For just $40 a year, believers can arrange for up to 62 people to get a final message exactly six days after the Rapture, that day when — according to Christian end times dogma — Christians will be swept up to heaven, while doubters are left behind to suffer seven years of Tribulation under a global government headed by the Antichrist. The e-mails will be triggered when three of the site’s five Christian staffers "scattered around the U.S." fail to log in for six days in a row — a system that incorporates a nice margin of safety, should two of the proprietors turn out to be unrepentant sinners or atheists.
Of course these staffers assume that they will be assumed to heaven with the rest of the faithful. Wouldn’t it rock it we had the rapture and they were all still here?
Darwinism in action:
At least 50 people in Kottayam district have reportedly lost their vision after gazing at the sun looking for an image of Virgin Mary. Though alarmed health authorities have installed a signboard to counter the rumour that a solar image of Virgin Mary appeared to the believers, curious onlookers, including foreign travellers, have been thronging the venue of the ‘miracle’.
Yes, that will help things. A sign to tell people not to stare directly into a fucking fireball. At least here in Chicago we find our virgins under overpasses, tortillas or toast.
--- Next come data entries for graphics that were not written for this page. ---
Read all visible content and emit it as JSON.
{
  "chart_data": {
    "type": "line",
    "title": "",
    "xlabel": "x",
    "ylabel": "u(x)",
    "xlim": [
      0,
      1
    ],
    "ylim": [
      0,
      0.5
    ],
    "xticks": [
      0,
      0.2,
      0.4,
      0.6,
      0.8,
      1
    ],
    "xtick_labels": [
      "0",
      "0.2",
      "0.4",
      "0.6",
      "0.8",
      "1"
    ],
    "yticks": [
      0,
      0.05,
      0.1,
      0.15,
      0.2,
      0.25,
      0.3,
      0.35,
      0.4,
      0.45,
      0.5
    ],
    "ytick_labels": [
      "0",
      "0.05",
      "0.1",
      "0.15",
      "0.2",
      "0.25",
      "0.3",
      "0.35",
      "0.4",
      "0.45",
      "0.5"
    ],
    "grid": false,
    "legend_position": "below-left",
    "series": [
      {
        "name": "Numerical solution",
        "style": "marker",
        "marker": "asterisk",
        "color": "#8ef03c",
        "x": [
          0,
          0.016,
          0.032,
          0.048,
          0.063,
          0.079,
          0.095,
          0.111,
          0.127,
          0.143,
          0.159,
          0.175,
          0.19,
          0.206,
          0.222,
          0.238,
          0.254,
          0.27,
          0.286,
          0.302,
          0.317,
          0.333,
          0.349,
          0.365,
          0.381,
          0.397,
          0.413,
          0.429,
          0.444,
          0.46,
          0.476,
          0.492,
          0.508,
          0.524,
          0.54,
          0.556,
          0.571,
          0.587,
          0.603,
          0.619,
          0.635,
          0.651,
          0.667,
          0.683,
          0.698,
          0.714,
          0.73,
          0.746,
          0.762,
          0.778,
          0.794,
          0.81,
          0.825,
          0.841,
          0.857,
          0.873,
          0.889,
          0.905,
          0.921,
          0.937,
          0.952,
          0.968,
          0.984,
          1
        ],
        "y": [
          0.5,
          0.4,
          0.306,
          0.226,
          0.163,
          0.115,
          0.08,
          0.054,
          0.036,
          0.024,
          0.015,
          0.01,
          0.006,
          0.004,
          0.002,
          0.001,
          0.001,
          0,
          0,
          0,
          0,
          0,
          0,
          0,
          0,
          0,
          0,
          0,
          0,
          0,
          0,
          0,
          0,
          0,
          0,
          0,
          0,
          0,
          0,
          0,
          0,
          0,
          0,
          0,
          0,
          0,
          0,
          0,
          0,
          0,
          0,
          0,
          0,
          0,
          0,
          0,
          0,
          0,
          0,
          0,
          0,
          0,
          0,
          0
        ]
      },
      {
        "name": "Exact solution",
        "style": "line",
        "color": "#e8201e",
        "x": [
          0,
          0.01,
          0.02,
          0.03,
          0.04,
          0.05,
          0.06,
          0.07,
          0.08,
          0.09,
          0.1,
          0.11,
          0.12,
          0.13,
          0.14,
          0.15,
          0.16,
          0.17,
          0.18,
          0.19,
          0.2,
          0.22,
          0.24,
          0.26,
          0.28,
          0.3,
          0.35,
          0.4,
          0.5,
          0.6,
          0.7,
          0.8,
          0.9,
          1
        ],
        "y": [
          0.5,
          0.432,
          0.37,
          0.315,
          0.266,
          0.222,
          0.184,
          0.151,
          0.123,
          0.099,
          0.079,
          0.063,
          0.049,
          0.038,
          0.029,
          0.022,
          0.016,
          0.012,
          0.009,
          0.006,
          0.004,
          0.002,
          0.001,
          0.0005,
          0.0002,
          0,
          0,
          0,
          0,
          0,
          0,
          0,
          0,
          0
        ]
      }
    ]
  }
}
Why oh why does our current Pope have to look so un-venerable? That hawkish glare is really unsettling. I’m glad I was able to enjoy the reign of Pope John Paul II who always seemed so kind and caring and relaxed.
The Pope has ordered his bishops to set up exorcism squads to tackle the rise of Satanism. Vatican chiefs are concerned at what they see as an increased interest in the occult. They have introduced courses for priests to combat what they call the most extreme form of “Godlessness.”
This has to be a joke.
Found on Bob Cesca’s Goddamn Awesome Blog which I found via his HuffPost entry on the year’s Most Inappropriate Bush War Smirk of 2007.
Everybody’s favorite Nazi-pope told everybody’s favorite frustrated pianist:
Pope Benedict XVI refused a meeting request from Condoleezza Rice to meet this past August and discuss issues pertaining to Iraq and the Middle East in general. The first reason is that back in March 2003 — just before the Iraq war began — Rice met with a special papal envoy from Rome and told them that the Bush administration didn’t care about the views of the late Pope John Paul II on the immorality of its planned military actions in Iraq.